Wang Kai-Kai, Xie Yan-Xin, Li Yan-Li, Chen Rongxiang, Wang Zhan-Yong
School of Pharmacy, Xinxiang University Xinxiang 453000 P. R. China
School of Chemistry and Materials Engineering, Xinxiang University Xinxiang 453000 P. R. China.
RSC Adv. 2020 Aug 4;10(48):28720-28724. doi: 10.1039/d0ra05687a. eCollection 2020 Aug 3.

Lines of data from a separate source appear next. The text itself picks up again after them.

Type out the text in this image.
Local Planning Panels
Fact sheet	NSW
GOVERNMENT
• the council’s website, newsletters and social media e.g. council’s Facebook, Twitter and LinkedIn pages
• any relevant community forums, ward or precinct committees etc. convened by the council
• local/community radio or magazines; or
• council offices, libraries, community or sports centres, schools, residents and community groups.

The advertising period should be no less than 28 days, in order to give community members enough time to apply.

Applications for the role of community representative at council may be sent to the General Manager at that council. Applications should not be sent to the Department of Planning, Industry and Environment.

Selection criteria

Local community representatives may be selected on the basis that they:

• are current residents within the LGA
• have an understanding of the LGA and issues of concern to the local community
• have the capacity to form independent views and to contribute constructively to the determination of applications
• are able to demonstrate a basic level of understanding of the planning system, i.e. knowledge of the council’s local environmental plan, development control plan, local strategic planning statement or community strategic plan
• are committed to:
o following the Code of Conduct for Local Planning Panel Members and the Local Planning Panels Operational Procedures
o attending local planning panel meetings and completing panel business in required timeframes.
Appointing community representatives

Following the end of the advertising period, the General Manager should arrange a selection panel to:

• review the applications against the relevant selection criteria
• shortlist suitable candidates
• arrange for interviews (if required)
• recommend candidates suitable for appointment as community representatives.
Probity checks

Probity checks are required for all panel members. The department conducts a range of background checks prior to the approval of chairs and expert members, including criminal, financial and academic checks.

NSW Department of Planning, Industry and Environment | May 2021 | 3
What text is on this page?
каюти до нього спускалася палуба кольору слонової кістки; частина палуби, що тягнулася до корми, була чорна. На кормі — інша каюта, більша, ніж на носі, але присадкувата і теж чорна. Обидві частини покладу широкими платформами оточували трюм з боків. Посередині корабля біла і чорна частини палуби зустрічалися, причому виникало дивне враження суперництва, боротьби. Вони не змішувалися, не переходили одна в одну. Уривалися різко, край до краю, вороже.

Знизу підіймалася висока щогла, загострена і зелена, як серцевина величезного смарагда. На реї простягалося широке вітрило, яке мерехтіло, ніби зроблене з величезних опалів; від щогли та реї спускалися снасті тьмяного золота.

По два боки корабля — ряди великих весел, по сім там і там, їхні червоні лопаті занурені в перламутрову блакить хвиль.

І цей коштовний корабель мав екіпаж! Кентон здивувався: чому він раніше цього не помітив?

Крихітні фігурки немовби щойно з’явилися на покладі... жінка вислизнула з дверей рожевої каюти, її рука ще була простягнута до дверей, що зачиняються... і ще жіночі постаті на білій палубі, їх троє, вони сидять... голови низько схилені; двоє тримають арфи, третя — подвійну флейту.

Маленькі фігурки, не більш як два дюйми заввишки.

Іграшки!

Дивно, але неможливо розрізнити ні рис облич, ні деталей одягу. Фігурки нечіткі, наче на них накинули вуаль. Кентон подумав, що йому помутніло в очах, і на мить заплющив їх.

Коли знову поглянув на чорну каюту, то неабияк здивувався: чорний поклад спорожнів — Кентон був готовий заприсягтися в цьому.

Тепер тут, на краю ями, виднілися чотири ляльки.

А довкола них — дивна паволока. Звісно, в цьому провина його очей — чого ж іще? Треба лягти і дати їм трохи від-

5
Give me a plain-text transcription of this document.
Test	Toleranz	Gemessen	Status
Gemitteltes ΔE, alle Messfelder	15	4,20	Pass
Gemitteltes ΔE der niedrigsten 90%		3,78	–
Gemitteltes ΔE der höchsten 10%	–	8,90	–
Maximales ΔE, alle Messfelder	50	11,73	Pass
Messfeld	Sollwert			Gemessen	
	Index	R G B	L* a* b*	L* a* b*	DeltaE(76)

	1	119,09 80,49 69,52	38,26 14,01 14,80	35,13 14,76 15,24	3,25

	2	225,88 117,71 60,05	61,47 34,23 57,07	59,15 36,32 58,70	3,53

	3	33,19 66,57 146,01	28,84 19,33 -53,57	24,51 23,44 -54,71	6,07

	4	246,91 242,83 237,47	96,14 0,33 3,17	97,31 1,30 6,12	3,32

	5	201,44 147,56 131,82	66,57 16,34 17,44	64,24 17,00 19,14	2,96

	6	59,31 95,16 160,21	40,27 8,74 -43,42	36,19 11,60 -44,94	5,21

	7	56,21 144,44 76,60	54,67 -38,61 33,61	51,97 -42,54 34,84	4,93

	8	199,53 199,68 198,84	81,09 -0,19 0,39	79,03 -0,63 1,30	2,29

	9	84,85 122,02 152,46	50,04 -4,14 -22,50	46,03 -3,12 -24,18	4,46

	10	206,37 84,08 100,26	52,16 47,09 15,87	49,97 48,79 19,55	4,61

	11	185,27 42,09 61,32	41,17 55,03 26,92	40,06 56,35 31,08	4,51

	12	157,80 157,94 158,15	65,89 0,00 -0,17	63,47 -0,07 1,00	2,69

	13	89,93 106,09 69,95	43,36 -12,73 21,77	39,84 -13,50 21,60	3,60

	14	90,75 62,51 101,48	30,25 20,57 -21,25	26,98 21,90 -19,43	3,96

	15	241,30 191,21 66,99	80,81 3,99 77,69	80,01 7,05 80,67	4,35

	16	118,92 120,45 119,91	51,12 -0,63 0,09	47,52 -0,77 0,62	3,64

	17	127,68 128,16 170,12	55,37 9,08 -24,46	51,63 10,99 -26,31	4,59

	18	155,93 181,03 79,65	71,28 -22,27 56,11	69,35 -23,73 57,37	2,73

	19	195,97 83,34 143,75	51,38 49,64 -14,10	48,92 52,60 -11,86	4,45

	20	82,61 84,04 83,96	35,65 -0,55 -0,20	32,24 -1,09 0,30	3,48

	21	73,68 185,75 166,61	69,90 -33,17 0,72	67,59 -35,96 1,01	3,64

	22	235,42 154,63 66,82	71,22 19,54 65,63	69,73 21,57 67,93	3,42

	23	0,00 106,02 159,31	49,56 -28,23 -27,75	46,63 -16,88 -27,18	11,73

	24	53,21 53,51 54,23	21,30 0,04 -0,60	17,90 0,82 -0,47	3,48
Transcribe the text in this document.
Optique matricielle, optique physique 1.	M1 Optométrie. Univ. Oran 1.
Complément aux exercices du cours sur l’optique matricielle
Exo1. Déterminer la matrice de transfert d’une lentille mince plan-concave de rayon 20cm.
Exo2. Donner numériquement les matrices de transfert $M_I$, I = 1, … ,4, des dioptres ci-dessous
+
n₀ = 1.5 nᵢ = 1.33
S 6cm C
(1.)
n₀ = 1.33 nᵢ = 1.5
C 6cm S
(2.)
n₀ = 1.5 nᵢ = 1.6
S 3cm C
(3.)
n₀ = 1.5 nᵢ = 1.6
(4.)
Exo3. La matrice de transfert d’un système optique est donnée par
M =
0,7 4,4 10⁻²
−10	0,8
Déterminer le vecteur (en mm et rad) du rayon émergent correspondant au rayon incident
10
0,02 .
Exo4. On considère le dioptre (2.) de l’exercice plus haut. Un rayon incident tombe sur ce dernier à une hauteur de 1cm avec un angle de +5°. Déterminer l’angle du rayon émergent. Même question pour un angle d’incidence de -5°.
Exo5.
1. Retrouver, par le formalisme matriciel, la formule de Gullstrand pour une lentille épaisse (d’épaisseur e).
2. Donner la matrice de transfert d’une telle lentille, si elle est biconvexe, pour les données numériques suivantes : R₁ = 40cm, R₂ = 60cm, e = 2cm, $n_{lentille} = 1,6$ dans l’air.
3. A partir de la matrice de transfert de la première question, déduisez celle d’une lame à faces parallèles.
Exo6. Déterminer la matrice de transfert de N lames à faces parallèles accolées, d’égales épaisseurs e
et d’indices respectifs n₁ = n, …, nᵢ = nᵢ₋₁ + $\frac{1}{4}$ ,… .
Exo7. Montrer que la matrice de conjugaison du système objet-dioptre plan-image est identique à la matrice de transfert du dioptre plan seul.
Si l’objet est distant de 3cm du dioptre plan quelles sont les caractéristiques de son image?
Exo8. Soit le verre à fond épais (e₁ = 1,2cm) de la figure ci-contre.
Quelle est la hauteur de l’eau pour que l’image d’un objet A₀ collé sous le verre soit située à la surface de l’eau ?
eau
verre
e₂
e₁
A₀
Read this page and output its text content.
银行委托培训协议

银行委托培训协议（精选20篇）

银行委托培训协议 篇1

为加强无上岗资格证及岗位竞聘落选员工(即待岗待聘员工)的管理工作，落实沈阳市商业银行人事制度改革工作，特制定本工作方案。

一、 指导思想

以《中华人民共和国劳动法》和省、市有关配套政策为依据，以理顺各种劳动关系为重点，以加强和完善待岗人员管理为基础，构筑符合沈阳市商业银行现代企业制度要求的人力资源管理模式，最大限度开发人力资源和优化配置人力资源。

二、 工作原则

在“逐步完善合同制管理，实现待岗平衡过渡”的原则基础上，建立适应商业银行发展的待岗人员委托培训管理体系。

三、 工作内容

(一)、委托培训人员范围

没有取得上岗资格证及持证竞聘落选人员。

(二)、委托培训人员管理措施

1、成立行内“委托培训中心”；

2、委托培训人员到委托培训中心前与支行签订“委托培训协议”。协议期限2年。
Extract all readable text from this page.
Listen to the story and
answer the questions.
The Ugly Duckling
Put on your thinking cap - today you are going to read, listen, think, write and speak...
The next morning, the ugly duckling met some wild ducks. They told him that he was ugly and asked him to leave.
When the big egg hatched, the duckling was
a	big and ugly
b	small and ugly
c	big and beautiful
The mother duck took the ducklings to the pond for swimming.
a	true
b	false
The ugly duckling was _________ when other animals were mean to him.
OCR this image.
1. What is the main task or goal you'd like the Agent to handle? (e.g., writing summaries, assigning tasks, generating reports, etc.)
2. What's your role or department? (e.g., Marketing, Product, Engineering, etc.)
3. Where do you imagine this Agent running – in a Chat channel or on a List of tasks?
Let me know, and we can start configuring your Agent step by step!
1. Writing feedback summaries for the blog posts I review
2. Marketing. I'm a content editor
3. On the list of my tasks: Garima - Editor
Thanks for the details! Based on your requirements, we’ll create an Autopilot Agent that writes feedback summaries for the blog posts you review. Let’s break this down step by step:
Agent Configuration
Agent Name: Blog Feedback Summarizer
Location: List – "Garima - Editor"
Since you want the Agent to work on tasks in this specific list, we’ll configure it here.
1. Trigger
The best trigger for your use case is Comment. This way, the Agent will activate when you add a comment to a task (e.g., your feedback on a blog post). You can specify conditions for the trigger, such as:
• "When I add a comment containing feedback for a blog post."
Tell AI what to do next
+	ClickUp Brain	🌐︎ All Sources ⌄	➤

A highly diastereoselective dearomative [3 + 2] 1,3-dipolar cycloaddition reaction of nitrobenzothiophenes with an -generated nonstabilized azomethine ylides has been developed. The transformation provides a series of functionalized fused tricyclic benzo[4,5]thieno[2,3-]pyrroles in good yields (up to 92%) under mild reaction conditions. In addition, a gram-scale experiment and the synthetic transformation of the cycloadduct further highlighted the synthetic utility. The relative configurations of the typical products were clearly confirmed by X-ray crystallography.
已开发出一种硝基苯并噻吩与生成的非稳定甲亚胺叶立德的高度非对映选择性去芳构化[3+2] 1,3-偶极环加成反应。该转化反应在温和的反应条件下,以良好的产率(高达92%)提供了一系列官能化的稠合三环苯并[4,5]噻吩并[2,3-]吡咯。此外,克级实验和环加成产物的合成转化进一步突出了其合成效用。典型产物的相对构型通过X射线晶体学得到明确证实。